Northrop Grumman has been making a major push in Japan for its RQ-4 Global Hawk in an effort to have procurement of such unmanned air vehicles included in the country's next five-year plan.
Japanese military and defence officials were able to see a full-scale model of the Global Hawk on display in Tokyo on 24-25 March. Japan was the last stop in an Asia-Pacific tour that also saw the Global Hawk model displayed in Australia, Hawaii, Guam and Singapore.

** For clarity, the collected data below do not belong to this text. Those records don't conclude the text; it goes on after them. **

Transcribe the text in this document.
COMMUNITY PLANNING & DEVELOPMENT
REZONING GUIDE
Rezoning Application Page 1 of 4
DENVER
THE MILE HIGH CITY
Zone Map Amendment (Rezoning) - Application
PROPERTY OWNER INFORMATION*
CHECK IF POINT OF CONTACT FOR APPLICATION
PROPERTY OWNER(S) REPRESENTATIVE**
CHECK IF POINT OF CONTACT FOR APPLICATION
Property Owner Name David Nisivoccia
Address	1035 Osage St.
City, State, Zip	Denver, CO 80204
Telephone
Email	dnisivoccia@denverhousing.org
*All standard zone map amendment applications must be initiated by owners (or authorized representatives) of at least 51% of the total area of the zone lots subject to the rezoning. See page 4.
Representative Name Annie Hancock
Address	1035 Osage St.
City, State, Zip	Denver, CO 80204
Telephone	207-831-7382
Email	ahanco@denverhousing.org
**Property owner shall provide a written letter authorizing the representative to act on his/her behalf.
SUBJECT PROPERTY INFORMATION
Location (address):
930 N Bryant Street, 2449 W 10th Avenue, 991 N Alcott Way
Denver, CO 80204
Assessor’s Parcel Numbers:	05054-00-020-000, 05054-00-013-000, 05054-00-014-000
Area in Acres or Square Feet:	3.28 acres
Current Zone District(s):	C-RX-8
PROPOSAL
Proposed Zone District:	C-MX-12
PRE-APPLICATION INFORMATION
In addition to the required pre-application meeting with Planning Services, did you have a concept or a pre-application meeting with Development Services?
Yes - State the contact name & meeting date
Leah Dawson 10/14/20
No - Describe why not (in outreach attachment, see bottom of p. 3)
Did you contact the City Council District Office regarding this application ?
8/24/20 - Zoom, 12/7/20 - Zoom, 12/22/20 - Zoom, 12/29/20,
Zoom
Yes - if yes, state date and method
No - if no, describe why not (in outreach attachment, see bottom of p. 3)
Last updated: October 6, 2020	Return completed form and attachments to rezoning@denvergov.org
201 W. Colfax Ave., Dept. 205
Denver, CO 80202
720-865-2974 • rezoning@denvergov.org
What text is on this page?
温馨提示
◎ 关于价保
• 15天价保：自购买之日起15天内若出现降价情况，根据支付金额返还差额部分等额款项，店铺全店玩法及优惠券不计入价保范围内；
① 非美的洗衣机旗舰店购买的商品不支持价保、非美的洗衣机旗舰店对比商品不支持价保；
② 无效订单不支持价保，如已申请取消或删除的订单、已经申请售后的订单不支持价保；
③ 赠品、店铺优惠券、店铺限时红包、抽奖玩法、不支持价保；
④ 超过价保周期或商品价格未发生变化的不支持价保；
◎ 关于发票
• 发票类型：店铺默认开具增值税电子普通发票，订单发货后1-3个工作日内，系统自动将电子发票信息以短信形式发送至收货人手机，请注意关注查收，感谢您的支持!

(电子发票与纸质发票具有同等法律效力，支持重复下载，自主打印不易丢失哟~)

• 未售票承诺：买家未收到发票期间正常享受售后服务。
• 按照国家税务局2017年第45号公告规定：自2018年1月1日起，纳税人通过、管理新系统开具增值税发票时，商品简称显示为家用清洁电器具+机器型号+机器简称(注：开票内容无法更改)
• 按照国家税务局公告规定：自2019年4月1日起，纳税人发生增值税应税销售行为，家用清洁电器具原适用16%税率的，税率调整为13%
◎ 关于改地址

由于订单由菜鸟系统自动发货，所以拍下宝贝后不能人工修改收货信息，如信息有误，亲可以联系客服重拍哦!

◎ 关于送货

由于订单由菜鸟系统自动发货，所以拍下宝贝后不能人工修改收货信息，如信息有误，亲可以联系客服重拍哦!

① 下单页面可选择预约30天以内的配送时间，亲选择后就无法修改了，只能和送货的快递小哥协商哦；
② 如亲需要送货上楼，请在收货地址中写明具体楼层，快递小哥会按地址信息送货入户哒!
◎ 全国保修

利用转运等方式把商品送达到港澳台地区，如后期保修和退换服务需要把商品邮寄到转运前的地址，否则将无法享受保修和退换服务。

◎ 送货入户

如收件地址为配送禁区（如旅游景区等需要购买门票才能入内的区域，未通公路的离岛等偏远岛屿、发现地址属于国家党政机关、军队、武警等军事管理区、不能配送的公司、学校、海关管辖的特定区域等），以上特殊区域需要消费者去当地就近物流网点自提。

Japan is interested in the Global Hawk, but can the USA sell it? Photo: Northrop Grumman
Japan's defence establishment has been studying the Global Hawk for several years and Northrop's latest marketing push comes as it works to formulate its five-year fiscal plan for 2011-15.
If Japan orders the Global Hawk it would need to get US government export approval.
"Capable of flying well above all civil air traffic at altitudes of up to 60,000ft [18,300m] for the more than 32h at a time, Global Hawk is a suitable intelligence, surveillance and reconnaissance asset for Japan," says Curt Orchard, Northrop Grumman international vice-president for Japan.
Japan has a need for greater intelligence, surveillance and reconnaissance capability because it has three potentially hostile neighbours: China, North Korea and Russia.
Tokyo and Beijing have territorial disputes over outlying islands and sea borders, while Pyongyang continues to test missiles - some of which have flown over Japan - and Moscow occupies the Kuril islands, some of which it annexed from Japan in the last days of the Second World War.
Northrop says the Global Hawk "is the only unmanned air system to receive both US Air Force and US Federal Aviation Administration certificate of authority allowing routine operation in civil air space."
The Global Hawk's range of 16,100km (10,000nm) means a single mission can span north-east and South-East Asia, it says.